Sospendere l’immigrazione per tre-cinque anni, anche a motivo di “reti terroristiche che si infiltrano nei flussi migratori”. Non l’ha detto né Orbán, né qualche esponente di Alternative für Deutschland (AfD), e neppure Marine Le Pen, ma il mite Michel Barnier, negoziatore Ue per la Brexit, ex ministro di Chirac e Sarkozy. Per quelle strane coincidenze che a volte sembrano governare il flusso delle notizie, le sue dichiarazioni sono circolate proprio quando La Stampa ha messo in apertura le parole del ministro delle Infrastrutture Giovannini, “Mai porti chiusi ai migranti”, e il ministro dell’Interno Lamorgese ha chiesto su Avvenire una più efficace strategia europea sui canali di ingresso. Concetti ripetuti ieri da Draghi durante il question time alla Camera, con una importante specificazione: la necessità di intensificare “le procedure di rimpatrio per chi non ha il diritto”.

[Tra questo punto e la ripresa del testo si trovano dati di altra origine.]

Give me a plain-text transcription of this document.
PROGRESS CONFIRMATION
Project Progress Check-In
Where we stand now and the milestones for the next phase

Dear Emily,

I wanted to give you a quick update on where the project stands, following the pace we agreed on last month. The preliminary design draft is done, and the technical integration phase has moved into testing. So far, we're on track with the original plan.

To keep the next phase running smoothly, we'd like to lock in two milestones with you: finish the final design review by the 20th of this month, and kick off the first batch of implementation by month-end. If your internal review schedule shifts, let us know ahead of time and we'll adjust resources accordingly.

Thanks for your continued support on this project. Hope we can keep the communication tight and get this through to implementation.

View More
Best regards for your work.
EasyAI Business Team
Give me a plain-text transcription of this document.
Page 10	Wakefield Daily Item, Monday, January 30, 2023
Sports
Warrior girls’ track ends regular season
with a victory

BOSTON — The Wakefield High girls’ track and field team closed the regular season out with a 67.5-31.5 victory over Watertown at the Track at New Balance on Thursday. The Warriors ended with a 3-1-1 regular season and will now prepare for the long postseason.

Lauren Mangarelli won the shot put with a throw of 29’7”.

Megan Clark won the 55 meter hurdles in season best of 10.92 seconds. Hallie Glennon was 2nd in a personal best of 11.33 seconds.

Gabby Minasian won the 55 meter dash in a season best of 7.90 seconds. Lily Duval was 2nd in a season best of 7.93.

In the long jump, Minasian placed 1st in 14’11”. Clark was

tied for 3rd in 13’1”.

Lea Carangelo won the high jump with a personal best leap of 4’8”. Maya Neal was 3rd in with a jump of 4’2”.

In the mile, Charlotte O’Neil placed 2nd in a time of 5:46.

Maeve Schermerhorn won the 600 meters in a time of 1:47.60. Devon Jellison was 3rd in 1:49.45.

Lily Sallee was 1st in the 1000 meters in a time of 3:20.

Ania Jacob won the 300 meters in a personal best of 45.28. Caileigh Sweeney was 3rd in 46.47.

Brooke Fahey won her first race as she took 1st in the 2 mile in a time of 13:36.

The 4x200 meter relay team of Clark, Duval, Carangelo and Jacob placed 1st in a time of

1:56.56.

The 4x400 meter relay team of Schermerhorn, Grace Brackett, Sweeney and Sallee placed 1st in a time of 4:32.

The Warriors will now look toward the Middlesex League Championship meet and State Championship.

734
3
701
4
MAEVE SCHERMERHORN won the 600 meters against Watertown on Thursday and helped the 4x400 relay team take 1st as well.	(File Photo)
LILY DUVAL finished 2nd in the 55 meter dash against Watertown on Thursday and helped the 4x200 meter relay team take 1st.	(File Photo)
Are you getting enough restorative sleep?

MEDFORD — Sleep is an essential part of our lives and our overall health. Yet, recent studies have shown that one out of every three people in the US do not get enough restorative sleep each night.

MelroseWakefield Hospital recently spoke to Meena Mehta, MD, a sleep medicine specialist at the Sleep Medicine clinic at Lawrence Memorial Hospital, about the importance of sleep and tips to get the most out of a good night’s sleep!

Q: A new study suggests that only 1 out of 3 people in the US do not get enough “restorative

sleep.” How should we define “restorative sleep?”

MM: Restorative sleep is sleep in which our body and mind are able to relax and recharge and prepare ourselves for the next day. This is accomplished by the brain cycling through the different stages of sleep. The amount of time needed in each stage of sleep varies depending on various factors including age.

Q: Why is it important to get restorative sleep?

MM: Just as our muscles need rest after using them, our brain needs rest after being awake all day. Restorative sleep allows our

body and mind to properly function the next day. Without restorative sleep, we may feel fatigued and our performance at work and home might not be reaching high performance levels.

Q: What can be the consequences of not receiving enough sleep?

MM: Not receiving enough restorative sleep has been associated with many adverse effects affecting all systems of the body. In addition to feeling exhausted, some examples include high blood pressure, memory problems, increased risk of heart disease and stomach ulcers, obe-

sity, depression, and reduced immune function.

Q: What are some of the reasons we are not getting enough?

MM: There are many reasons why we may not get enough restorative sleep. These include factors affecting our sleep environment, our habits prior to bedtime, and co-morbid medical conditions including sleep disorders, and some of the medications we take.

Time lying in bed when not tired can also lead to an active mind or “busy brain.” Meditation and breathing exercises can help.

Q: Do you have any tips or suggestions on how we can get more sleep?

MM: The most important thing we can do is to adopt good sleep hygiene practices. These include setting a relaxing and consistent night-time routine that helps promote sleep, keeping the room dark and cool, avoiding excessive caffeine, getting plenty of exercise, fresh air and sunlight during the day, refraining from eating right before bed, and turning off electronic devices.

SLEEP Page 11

Ne abbiamo parlato con Paolo Quercia, docente di studi strategici nell’Università di Perugia, esperto di questioni internazionali.

Sappiamo che Barnier potrebbe sfidare Macron e dunque le sue dichiarazioni vanno collocate in quel contesto. Sono parole che ci riguardano?

Ci riguardano certamente, perché la politica migratoria della Francia, così come degli altri Paesi europei, è un fattore che incide in maniera importante sulla pressione migratoria verso l’Italia. Se poi Barnier il blocco delle migrazioni lo chiede per la Francia e non per l’Europa, ecco che il problema per noi raddoppia, perché si chiudono le Alpi ma non si può chiudere il Mediterraneo. Ad ogni modo è un segnale chiaro.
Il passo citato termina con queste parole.